Has to be something strange, here are the first lines of the log:

[media@gurnemanz ~]$ beet -vv import -p /data/media/audio/flac/
user configuration: /home/media/.config/beets/config.yaml
data directory: /home/media/.config/beets
plugin paths:
Sending event: pluginload
lyrics: Disabling google source: no API key configured.
library database: /data/media/audio/library/beets.blb
library directory: /data/media/audio/library
Sending event: library_opened
Sending event: import_begin
Resuming interrupted import of /data/media/audio/flac
Sending event: import_task_created
Sending event: import_task_start
Looking up: /data/media/audio/flac/!!!- Strange Weather, Isn’t It (Japanese Edition) 2010
Tagging !!! - Strange Weather, Isn’t It? (Japanese Edition)
No album ID found.
Search terms: !!! - Strange Weather, Isn’t It? (Japanese Edition)
Album might be VA: False
Searching for MusicBrainz releases with: {‘release’: u"strange weather, isn’t it? (japanese edition)", ‘tracks’: u’10’, ‘artist’: u’!!!’}
Requesting MusicBrainz release 885c73f6-b7ea-49aa-92d8-4a5e5535b46f
Sending event: import_task_created
Sending event: import_task_created
primary MB release type: album
Sending event: albuminfo_received
Candidate: !!! - Strange Weather, Isn’t It? (885c73f6-b7ea-49aa-92d8-4a5e5535b46f)
Computing track assignment…
…done.
Success. Distance: 0.07
Requesting MusicBrainz release eb29cef7-cc52-4a49-ad75-10b9a61d45d6
Sending event: import_task_created
Sending event: import_task_created
primary MB release type: album
Sending event: albuminfo_received
Candidate: !!! - Strange Weather, Isn’t It? (eb29cef7-cc52-4a49-ad75-10b9a61d45d6)
Computing track assignment…
…done.
Success. Distance: 0.01
Requesting MusicBrainz release eb2e6f79-8b97-4565-8ea8-d8d0f2814cb2
Sending event: import_task_created
Sending event: import_task_created
Sending event: import_task_created
primary MB release type: album
Sending event: albuminfo_received
Candidate: !!! - Strange Weather, Isn’t It? (eb2e6f79-8b97-4565-8ea8-d8d0f2814cb2)
Computing track assignment…

Strange! I don’t see any obvious evidence there. I’m not sure what else to try, really—maybe there’s some sort of small test that we can run here to reproduce the problem “from scratch”?

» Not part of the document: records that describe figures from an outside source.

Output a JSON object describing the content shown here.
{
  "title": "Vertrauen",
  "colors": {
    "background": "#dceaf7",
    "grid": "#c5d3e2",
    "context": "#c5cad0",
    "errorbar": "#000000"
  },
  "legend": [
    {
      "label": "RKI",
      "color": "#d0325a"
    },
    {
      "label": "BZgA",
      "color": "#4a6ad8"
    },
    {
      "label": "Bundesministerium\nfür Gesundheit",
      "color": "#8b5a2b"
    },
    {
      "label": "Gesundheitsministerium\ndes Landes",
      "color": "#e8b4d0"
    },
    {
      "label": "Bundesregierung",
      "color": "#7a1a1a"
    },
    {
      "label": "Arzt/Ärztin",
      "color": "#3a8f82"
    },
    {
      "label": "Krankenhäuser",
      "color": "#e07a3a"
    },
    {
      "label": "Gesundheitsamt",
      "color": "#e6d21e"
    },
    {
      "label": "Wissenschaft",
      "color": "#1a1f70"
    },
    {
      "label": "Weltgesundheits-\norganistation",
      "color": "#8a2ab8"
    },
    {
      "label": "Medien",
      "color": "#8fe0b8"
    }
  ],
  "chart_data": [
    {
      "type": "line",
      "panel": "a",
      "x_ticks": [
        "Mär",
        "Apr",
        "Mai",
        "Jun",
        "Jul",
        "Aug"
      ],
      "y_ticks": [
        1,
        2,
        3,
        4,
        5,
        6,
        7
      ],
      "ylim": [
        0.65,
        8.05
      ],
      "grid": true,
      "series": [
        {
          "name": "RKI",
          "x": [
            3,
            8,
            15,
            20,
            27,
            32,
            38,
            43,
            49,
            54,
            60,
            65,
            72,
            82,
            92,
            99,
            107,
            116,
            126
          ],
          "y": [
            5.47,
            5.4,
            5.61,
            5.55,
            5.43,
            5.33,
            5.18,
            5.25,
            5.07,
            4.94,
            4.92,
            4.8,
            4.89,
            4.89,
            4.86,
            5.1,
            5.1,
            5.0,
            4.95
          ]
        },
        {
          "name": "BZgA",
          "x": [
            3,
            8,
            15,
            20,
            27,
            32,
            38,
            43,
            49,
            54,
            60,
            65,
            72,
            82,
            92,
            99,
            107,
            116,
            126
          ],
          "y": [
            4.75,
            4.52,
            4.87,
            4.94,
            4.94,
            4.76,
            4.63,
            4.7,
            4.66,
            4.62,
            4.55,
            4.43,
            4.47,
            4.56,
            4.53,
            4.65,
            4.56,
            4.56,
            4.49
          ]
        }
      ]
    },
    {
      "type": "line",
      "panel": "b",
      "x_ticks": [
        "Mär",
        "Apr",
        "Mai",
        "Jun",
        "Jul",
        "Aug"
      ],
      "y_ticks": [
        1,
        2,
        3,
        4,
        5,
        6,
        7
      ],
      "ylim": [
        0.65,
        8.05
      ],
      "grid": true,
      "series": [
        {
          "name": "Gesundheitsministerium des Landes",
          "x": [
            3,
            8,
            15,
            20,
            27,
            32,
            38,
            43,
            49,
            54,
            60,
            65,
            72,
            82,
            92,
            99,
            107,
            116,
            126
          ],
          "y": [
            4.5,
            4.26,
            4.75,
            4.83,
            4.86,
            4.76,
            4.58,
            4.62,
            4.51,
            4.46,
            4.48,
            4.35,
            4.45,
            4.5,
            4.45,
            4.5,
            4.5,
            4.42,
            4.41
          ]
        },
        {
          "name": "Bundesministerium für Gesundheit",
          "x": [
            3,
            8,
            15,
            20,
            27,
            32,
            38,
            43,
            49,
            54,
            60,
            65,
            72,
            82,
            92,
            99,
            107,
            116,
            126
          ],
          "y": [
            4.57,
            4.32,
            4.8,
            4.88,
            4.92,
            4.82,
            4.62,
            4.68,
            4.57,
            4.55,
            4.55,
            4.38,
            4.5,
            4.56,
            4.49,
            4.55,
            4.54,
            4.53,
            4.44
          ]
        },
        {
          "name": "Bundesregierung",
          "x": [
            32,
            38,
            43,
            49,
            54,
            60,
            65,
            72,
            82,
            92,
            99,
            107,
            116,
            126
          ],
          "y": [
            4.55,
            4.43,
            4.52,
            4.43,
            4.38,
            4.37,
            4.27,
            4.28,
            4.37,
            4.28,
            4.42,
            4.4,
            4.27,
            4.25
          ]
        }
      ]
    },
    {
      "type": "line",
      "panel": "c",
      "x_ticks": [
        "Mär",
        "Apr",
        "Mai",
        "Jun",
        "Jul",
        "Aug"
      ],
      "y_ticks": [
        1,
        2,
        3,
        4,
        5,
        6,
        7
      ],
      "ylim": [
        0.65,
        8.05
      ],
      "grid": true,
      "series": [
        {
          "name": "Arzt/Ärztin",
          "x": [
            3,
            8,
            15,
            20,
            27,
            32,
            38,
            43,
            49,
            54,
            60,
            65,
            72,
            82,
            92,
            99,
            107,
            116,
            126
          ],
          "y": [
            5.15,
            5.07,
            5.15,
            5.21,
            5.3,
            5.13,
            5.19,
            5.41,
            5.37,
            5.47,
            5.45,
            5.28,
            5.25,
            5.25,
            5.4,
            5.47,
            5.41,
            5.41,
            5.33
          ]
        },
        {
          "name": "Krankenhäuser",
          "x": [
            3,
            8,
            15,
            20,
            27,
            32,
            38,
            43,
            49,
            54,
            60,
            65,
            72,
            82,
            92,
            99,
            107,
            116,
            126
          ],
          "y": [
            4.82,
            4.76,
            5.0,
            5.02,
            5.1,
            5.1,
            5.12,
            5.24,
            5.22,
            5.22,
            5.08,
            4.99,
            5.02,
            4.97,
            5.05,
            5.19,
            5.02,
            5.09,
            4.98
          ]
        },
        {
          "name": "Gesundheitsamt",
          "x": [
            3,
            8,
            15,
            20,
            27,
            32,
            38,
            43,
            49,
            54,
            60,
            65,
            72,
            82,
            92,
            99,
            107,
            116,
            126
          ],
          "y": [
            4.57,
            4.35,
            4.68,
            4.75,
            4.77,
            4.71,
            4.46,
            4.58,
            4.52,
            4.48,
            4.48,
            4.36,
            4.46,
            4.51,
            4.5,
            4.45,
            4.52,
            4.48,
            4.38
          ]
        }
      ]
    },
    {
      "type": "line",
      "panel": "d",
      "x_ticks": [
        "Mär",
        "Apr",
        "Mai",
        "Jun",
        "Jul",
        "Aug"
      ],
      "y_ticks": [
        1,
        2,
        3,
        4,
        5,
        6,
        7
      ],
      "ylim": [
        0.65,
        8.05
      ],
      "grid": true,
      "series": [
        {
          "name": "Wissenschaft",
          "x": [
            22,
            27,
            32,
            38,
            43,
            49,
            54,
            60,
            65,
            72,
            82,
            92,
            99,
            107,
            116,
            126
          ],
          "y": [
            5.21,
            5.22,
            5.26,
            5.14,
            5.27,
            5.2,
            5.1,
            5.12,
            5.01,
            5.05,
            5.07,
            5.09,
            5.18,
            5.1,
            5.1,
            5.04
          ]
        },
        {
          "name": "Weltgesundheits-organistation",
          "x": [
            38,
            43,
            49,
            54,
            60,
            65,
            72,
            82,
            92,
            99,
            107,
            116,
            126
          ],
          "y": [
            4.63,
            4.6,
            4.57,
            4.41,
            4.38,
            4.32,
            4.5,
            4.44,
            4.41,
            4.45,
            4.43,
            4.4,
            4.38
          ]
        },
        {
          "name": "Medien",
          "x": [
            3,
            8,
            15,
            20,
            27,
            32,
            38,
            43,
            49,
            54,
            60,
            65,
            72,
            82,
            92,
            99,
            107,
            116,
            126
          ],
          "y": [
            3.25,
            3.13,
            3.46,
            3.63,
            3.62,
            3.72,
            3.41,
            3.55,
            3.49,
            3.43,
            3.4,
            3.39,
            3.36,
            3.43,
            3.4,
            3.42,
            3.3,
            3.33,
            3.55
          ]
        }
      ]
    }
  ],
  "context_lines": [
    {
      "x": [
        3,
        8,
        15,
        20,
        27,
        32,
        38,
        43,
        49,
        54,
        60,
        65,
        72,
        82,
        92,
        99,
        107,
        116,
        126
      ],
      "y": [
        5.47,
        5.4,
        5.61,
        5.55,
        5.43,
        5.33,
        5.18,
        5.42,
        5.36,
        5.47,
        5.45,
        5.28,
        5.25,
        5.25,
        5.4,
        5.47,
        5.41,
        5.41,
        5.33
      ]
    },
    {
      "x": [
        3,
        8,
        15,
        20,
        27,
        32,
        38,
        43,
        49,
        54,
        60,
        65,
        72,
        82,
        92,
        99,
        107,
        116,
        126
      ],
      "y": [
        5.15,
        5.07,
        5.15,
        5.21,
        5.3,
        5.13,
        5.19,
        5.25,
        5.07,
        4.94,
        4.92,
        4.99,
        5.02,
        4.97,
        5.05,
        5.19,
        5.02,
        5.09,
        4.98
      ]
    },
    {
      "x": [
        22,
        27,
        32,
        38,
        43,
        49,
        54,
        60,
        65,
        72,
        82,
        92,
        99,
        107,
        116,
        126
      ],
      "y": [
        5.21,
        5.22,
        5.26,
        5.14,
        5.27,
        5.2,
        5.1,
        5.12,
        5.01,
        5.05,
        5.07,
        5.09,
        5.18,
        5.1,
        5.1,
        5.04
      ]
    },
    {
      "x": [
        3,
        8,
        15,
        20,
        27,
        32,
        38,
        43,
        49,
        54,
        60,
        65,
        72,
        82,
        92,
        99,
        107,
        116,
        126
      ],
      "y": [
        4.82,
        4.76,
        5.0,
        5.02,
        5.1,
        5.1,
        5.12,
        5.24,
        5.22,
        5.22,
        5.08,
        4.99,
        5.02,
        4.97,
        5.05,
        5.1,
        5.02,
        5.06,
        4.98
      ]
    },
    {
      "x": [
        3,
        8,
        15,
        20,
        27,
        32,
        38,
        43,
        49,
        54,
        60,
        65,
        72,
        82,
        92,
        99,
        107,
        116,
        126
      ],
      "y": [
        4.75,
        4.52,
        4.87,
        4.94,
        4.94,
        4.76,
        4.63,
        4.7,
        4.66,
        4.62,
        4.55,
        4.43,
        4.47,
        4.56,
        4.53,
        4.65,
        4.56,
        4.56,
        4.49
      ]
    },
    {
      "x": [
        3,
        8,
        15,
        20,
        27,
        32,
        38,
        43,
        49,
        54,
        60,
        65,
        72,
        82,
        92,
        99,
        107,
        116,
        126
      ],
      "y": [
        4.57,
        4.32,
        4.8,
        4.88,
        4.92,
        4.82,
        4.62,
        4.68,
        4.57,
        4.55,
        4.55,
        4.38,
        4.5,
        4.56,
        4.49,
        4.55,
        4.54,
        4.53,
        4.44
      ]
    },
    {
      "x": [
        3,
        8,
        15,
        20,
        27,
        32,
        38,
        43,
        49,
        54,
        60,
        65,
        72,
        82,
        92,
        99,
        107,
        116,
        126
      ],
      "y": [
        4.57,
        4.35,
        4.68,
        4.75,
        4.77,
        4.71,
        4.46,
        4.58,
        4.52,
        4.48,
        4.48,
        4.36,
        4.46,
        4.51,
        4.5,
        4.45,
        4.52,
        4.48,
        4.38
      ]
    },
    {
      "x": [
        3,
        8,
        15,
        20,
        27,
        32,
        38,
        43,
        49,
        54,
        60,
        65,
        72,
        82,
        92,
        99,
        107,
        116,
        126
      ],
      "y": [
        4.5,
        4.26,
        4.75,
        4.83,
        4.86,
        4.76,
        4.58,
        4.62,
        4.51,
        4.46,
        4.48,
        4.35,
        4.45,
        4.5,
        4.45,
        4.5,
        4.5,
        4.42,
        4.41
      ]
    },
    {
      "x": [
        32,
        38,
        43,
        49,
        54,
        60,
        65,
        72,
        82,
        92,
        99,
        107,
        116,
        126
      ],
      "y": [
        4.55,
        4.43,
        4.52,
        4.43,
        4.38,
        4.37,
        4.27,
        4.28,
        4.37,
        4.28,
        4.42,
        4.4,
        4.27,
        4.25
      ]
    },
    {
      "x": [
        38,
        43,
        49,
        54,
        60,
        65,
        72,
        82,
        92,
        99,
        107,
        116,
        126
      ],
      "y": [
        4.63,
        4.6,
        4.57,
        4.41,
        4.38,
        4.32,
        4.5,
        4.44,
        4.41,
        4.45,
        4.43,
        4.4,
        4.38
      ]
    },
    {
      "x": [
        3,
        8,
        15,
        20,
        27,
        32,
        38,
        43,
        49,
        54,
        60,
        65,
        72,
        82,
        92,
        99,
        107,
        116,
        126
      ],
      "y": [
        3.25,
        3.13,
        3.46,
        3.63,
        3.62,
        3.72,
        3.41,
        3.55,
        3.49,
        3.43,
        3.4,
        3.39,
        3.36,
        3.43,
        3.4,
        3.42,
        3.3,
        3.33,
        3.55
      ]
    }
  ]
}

Could be because I fiddled around with some of the files beet uses, how is
the starting point of an interrupted import determined? Maybe this gives me
a clue where to start looking.

The short answer is that the importer stores all the directories it imports in a file called state.pickle under ~/.config/beets. It also records an indication when an import finishes.

Then, when you start an import, it checks whether an import of that directory has previously started but not finished. If so, it skips over all the subdirectories recorded in the file for that directory.

If you’re interested in more mechanical details, I recommend reading importer.py in the source. The right place to start are the _open_state and _save_state functions for reading and writing this file.